Coronavirus: Is lockdown making only children lonely?
Bethan CambourneTen-year-old Ellis might have missed out on his skiing holiday because of the lockdown, but his mother did not want him to miss out completely - and arranged a big surprise for him in their garden in Nelson, Caerphilly.
They had all the right gear, and with the help of a few white bedsheets headed to the make-believe slopes.
Although they have been making the most of their time together as a family during the lockdown, as an only child, Ellis has mentioned he is feeling lonely.
"He used the word: lonely," said his mother, Bethan Cambourne. "It's such a sad word, so I wanted to know more and I asked him what he meant.
"He told me he loves being with us, but that he misses kids his own age. He's a part of loads of stuff - the rugby club, football, drama. He's always doing stuff with other kids."
So Bethan has been making a special effort to make happy memories.
Apart from the skiing trip to the back garden, they also celebrated the birthday of Ellis's favourite toy Garry the monkey, spent the night at a "hotel" from the comfort of their own home and set up a full crazy golf course on the lawn.

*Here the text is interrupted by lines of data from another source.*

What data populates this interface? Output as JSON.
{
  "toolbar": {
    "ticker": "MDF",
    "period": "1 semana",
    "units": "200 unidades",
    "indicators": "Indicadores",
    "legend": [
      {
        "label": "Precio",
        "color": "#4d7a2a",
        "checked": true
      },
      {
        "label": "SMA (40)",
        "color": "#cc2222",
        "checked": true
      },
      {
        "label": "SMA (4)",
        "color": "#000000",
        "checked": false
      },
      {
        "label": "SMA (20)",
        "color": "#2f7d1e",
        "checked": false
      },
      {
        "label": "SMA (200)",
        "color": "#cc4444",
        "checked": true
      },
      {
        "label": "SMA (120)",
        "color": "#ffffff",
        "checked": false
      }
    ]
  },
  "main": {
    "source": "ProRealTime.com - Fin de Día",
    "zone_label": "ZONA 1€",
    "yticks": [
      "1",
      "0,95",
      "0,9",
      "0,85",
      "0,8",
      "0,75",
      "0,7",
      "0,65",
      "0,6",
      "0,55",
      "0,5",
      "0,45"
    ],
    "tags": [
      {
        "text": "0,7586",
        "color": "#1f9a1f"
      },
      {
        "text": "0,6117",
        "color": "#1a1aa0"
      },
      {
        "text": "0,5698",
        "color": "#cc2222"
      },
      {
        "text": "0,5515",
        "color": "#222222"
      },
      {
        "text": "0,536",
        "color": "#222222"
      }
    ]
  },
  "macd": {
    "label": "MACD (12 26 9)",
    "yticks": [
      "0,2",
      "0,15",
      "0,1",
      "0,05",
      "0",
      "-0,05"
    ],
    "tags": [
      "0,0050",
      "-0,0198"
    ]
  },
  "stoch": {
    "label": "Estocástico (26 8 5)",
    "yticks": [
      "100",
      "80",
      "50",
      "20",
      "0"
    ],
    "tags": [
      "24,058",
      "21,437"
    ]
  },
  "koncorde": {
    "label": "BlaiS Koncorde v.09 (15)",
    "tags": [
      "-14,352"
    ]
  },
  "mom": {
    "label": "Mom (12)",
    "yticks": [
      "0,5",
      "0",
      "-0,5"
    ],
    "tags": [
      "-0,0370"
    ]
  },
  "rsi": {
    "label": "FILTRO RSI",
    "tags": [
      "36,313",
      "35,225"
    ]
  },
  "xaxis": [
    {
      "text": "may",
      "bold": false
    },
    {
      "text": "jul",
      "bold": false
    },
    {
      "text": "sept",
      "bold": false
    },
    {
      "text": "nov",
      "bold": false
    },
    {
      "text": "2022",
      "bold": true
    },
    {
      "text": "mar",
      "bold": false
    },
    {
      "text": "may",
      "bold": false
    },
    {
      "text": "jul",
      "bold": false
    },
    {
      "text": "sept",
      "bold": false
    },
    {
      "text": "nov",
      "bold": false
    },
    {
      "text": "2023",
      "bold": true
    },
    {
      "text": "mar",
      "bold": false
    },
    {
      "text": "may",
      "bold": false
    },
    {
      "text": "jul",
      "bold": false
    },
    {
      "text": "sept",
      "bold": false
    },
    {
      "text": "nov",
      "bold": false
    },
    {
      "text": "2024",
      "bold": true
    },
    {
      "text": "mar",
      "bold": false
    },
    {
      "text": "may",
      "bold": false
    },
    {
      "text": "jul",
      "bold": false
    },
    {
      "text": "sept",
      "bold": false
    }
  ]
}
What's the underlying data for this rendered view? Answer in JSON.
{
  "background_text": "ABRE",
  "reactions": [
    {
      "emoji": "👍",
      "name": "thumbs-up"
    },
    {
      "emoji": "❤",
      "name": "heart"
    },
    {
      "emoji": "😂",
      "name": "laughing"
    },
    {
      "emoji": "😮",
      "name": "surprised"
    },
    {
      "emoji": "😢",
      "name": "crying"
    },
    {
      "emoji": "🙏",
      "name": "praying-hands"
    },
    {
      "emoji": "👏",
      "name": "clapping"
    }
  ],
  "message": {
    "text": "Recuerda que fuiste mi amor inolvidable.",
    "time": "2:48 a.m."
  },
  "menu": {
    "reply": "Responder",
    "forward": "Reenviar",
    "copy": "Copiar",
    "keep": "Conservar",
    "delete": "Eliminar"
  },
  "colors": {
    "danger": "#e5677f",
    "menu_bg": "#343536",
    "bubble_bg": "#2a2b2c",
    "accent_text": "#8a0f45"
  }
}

Bethan Cambourne"I try to think of fun stuff to do," says Bethan, a high school PE teacher. "It takes a lot of time to plan and it doesn't last very long, but it is a good laugh! Ellis joins in with the ideas now too."
But in the quiet times, Ellis misses his mates.
"I'm lucky, he can entertain himself and he loves my company too, well, I'm a big kid really. But he does miss that age I think."
Bethan CambourneBethan has made sure Ellis gets lots of opportunities to talk with his friends.
"He's been doing Google Classroom with the kids at school and with his rugby mates. So he has kept in touch and seen faces on screens. But it's not quite the same thing, really is it?"
Bethan CambourneBoredom
"Boring!"
That is how seven-year-old Twm describes the last month or so of lockdown without the company of any of his friends. As an only child, he cannot wait to be with them again.
But, according to his mother Ceri, the lockdown has given them a chance to do things as a family they would not usually have the chance to do - from baking together to writing a letter to post to his grandparents.
Ceri Anwen JamesShe does not believe parents of single children should be more concerned than any other parents under these circumstances though.
"He has no-one to fall out with. We don't have that problem - but it's down to us to keep him entertained."
And when there is work to juggle too, it is challenging.
What to do when your child says they are lonely?
According to psychologists, the most important advice for parents is to listen and validate their child's feelings.
"I think the best thing would be to listen and sympathise," says Elenid Glyn, deputy lead educational psychologist for Gwynedd and Anglesey council.
"Adults feel the need to keep their kids happy all the time, but kids aren't happy all the time. It's important we don't rush to say, 'tut, you're fine,' when they're telling you they're not. We need to validate their feelings. There's no right or wrong emotion."
As a mother to an only child herself, Elenid knows what it's like to juggle working from home and keeping her daughter happy.
She says that seven-year-old Heti misses imaginative play and games with her friends the most.
"She can't wait to play tag again," Elenid says.
Elenid GlynHer advice as a psychologist is to show kids what can be done to make things better, and to ensure opportunities to socialise from a distance.
Playing skills
Psychologists say it is too early to say what the effect of long-term social distancing might have on only children. There has not been an academic study as yet.
Gwynedd and Anglesey councils' team of psychologists are more concerned about the effect the lockdown might have on vulnerable children. They have been looking at mental health and well-being training packages in preparation for the extra cases they are expecting to see when the schools reopen.
"Domestic abuse has increased, and we're worried about children in those homes especially," says Elenid. "They are the kids who will need a lot of support when kids get back to their lessons. We have to see what the effect of trauma will be on them."
But as a mother, Elenid thinks there are factors to consider regarding the well-being of only children also.
"I've noticed that my daughter has grown up fast over the last month. She hasn't been able to be as free as usual. When a child has a brother or sister, they have to negotiate more and use more playing skills.
"Will an only child lose some of those social skills? We just don't know."